Inspiring hope, change in conversations about race

Dover pastors lead virtual meetings

Emily Lytle
Dover Post
The ToolShed meetings happen via Zoom every Monday night in July.
  • The ToolShed, a series of Zoom meetings about racism, is every Monday in July from 6:30 p.m. to 8 p.m.
  • Link to register: https://us02web.zoom.us/meeting/register/tZAof--qrzoqE9Lqg-ymH1VYw1mPkjgFBjUw.
  • Next meetings are Monday, July 20 and Monday, July 27.

When two Dover pastors decided to host a series of conversations about racism on Zoom, they did not expect the response. Every Monday this month, around 100 people have been meeting to talk about the history of racism in the United States, white privilege and more.

“They’re very real conversations, but they’re happening online,” said the Rev. Kharma Amos of Unitarian Universalists of Central Delaware, who co-founded the series called the ToolShed. “It wouldn’t have happened in the same way if we weren’t all having to be super creative and think outside of the box anyway.”

Following the death of George Floyd and a heightened focus on racism across the country, Amos reached out to fellow minister, the Rev. Erika Crawford of Mt. Zion A.M.E. Church.
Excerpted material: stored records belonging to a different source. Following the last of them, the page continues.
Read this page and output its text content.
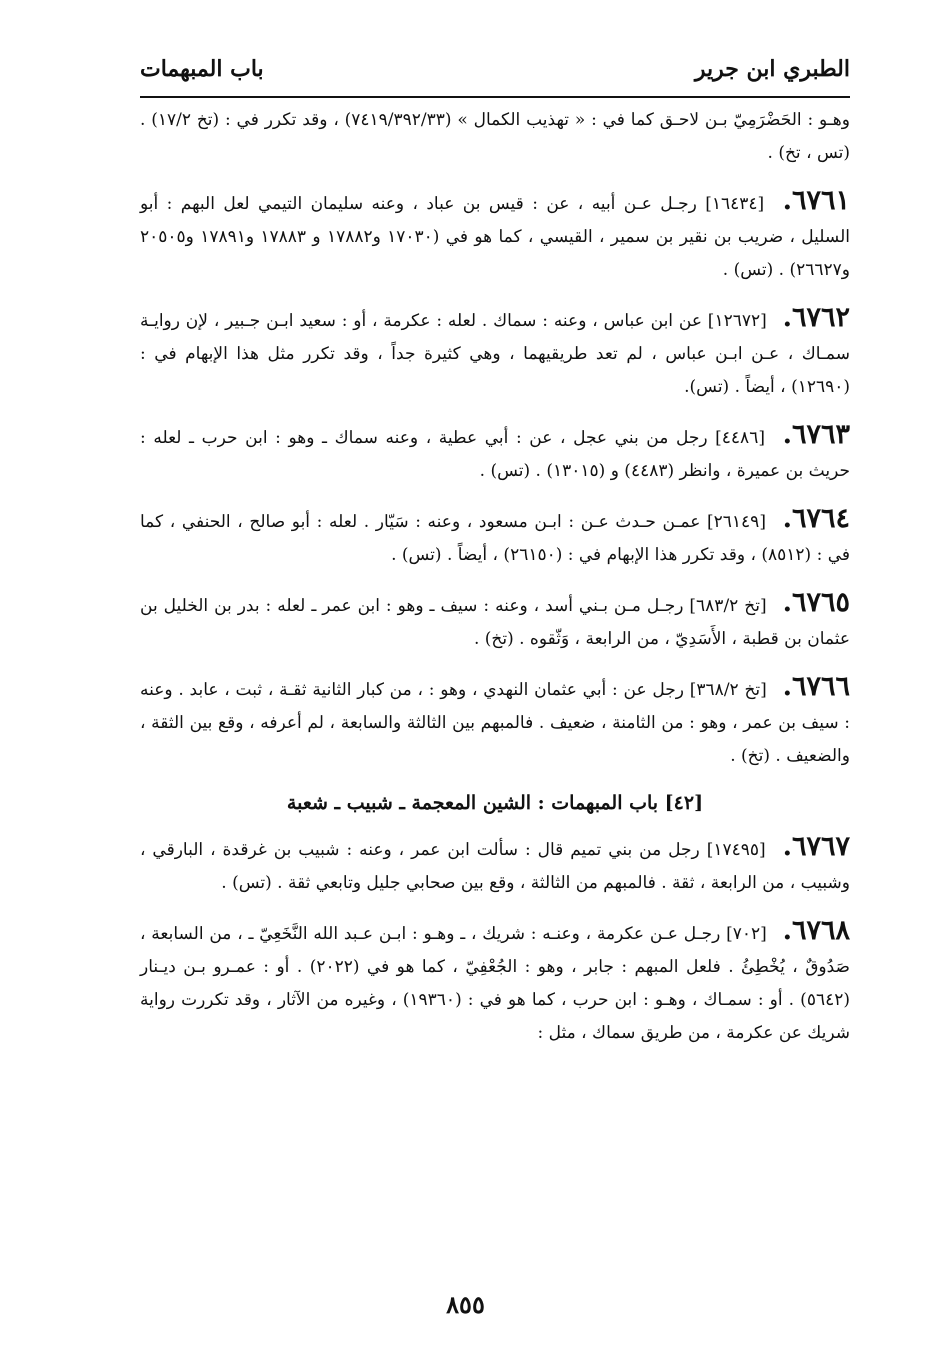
الطبري ابن جرير
باب المبهمات

وهـو : الحَضْرَمِيّ بـن لاحـق كما في : « تهذيب الكمال » (٧٤١٩/٣٩٢/٣٣) ، وقد تكرر في : (تخ ١٧/٢) . (تس ، تخ) .

٦٧٦١. [١٦٤٣٤] رجـل عـن أبيه ، عن : قيس بن عباد ، وعنه سليمان التيمي لعل البهم : أبو السليل ، ضريب بن نقير بن سمير ، القيسي ، كما هو في (١٧٠٣٠ و١٧٨٨٢ و ١٧٨٨٣ و١٧٨٩١ و٢٠٥٠٥ و٢٦٦٢٧) . (تس) .

٦٧٦٢. [١٢٦٧٢] عن ابن عباس ، وعنه : سماك . لعله : عكرمة ، أو : سعيد ابـن جـبير ، لإن روايـة سمـاك ، عـن ابـن عباس ، لم تعد طريقيهما ، وهي كثيرة جداً ، وقد تكرر مثل هذا الإبهام في : (١٢٦٩٠) ، أيضاً . (تس).

٦٧٦٣. [٤٤٨٦] رجل من بني عجل ، عن : أبي عطية ، وعنه سماك ـ وهو : ابن حرب ـ لعله : حريث بن عميرة ، وانظر (٤٤٨٣) و (١٣٠١٥) . (تس) .

٦٧٦٤. [٢٦١٤٩] عمـن حـدث عـن : ابـن مسعود ، وعنه : سَيّار . لعله : أبو صالح ، الحنفي ، كما في : (٨٥١٢) ، وقد تكرر هذا الإبهام في : (٢٦١٥٠) ، أيضاً . (تس) .

٦٧٦٥. [تخ ٦٨٣/٢] رجـل مـن بـني أسد ، وعنه : سيف ـ وهو : ابن عمر ـ لعله : بدر بن الخليل بن عثمان بن قطبة ، الأَسَدِيّ ، من الرابعة ، وَثّقوه . (تخ) .

٦٧٦٦. [تخ ٣٦٨/٢] رجل عن : أبي عثمان النهدي ، وهو : ، من كبار الثانية ثقـة ، ثبت ، عابد . وعنه : سيف بن عمر ، وهو : من الثامنة ، ضعيف . فالمبهم بين الثالثة والسابعة ، لم أعرفه ، وقع بين الثقة ، والضعيف . (تخ) .

[٤٢] باب المبهمات : الشين المعجمة ـ شبيب ـ شعبة

٦٧٦٧. [١٧٤٩٥] رجل من بني تميم قال : سألت ابن عمر ، وعنه : شبيب بن غرقدة ، البارقي ، وشبيب ، من الرابعة ، ثقة . فالمبهم من الثالثة ، وقع بين صحابي جليل وتابعي ثقة . (تس) .

٦٧٦٨. [٧٠٢] رجـل عـن عكرمة ، وعنـه : شريك ، ـ وهـو : ابـن عـبد الله النَّخَعِيّ ـ ، من السابعة ، صَدُوقٌ ، يُخْطِئُ . فلعل المبهم : جابر ، وهو : الجُعْفِيّ ، كما هو في (٢٠٢٢) . أو : عمـرو بـن ديـنار (٥٦٤٢) . أو : سمـاك ، وهـو : ابن حرب ، كما هو في : (١٩٣٦٠) ، وغيره من الآثار ، وقد تكررت رواية شريك عن عكرمة ، من طريق سماك ، مثل :

٨٥٥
The two started to identify key topics to include.

“We decided to title it the ToolShed because we really wanted it to be a place where we didn’t just talk, but where we gave people the tools that they needed to do the necessary work,” Crawford said. 
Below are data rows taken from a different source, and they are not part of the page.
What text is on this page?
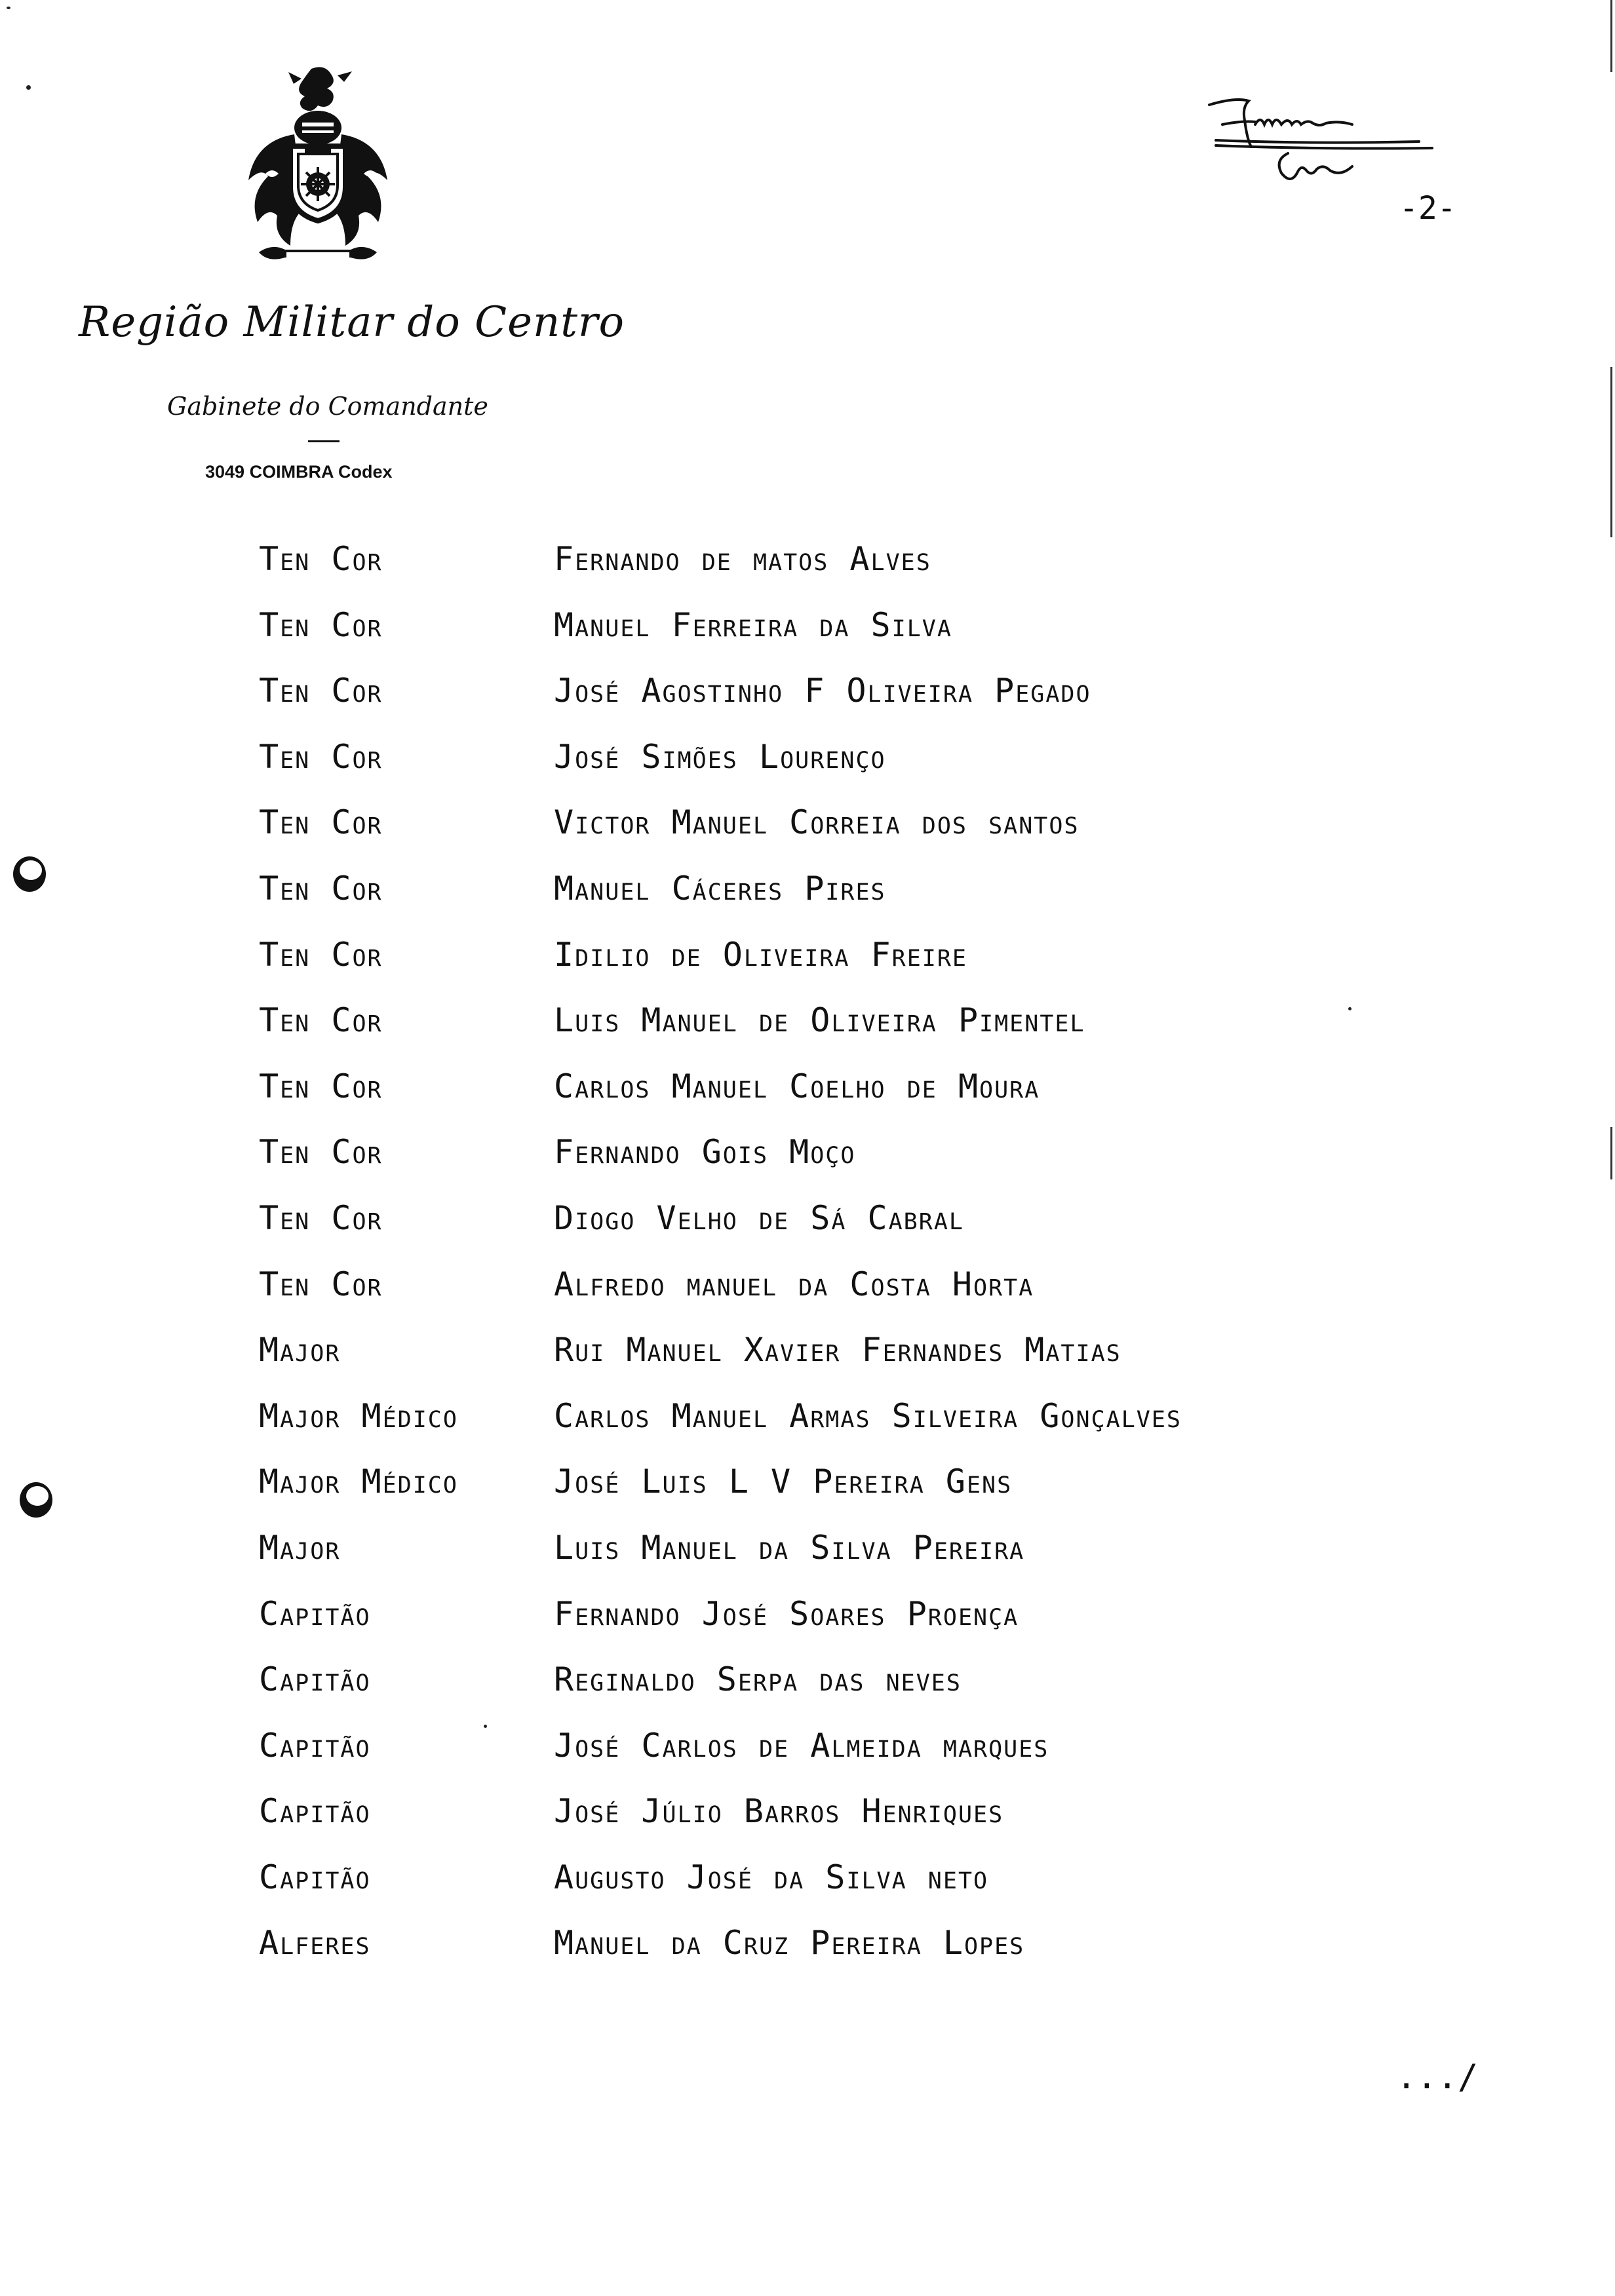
Região Militar do Centro
Gabinete do Comandante
3049 COIMBRA Codex
-2-
Ten Cor	Fernando de matos Alves
Ten Cor	Manuel Ferreira da Silva
Ten Cor	José Agostinho F Oliveira Pegado
Ten Cor	José Simões Lourenço
Ten Cor	Victor Manuel Correia dos santos
Ten Cor	Manuel Cáceres Pires
Ten Cor	Idilio de Oliveira Freire
Ten Cor	Luis Manuel de Oliveira Pimentel
Ten Cor	Carlos Manuel Coelho de Moura
Ten Cor	Fernando Gois Moço
Ten Cor	Diogo Velho de Sá Cabral
Ten Cor	Alfredo manuel da Costa Horta
Major	Rui Manuel Xavier Fernandes Matias
Major Médico	Carlos Manuel Armas Silveira Gonçalves
Major Médico	José Luis L V Pereira Gens
Major	Luis Manuel da Silva Pereira
Capitão	Fernando José Soares Proença
Capitão	Reginaldo Serpa das neves
Capitão	José Carlos de Almeida marques
Capitão	José Júlio Barros Henriques
Capitão	Augusto José da Silva neto
Alferes	Manuel da Cruz Pereira Lopes
.../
Each session starts with a presenter who introduces a topic. For example, the first meeting focused on the history of the United States, and how certain laws and policies contributed to systems that have oppressed people of color. Amos said the virtual meetings allowed them to bring in speakers from different parts of the country.

The Rev. Erika Crawford of Mt. Zion A.M.E. Church (left) and the Rev. Kharma Amos of Unitarian Universalists of Central Delaware co-founded a series of conversations about racism called the ToolShed.

Then, people break into small groups to discuss before coming back to the larger group. “It seems to me that people are open, [and] they’re willing to hear something hard,” Amos said.

Amos and Crawford said they enter the conversations with this mindset: “Let’s assume people don’t know, before we assume people don’t care.” Crawford said she thinks this has led to a level of respect. “We wanted people to know that this is not a place of attack. This is a place of learning and dialogue.”

Since the beginning of July, the two pastors have invited and joined with other faith leaders. While each meeting begins with a prayer, the ToolShed is open to people of all backgrounds and is not based in Christianity or any other faith. 

The attendees are generally people over the age of 60 with a handful of people in their 20s, Crawford said. The racial breakdown is about evenly split, and she said the topics are not just “black and white,” but touch on many types of discrimination or oppression. 

“Our hope is that we leave every session feeling hopeful and feeling human. I think we are living in a polarized world and we begin to see people as issues and not as people,” Crawford said. “We want people to be empowered, we want people to leave with the tools they need to have healthy dialogue and to invoke long-term systemic change.”

Amos agreed, saying she hopes these conversations might lead to change. “My hope still is there will be some lasting relationships built, and we can join together in some kind of joint actions that will be productive in Dover,” she said. 

The next meeting Monday, July 20, will explore the difference between being non-racist and anti-racist, based on work by author Ibram X. Kendi. The organizers hope to continue these conversations after July.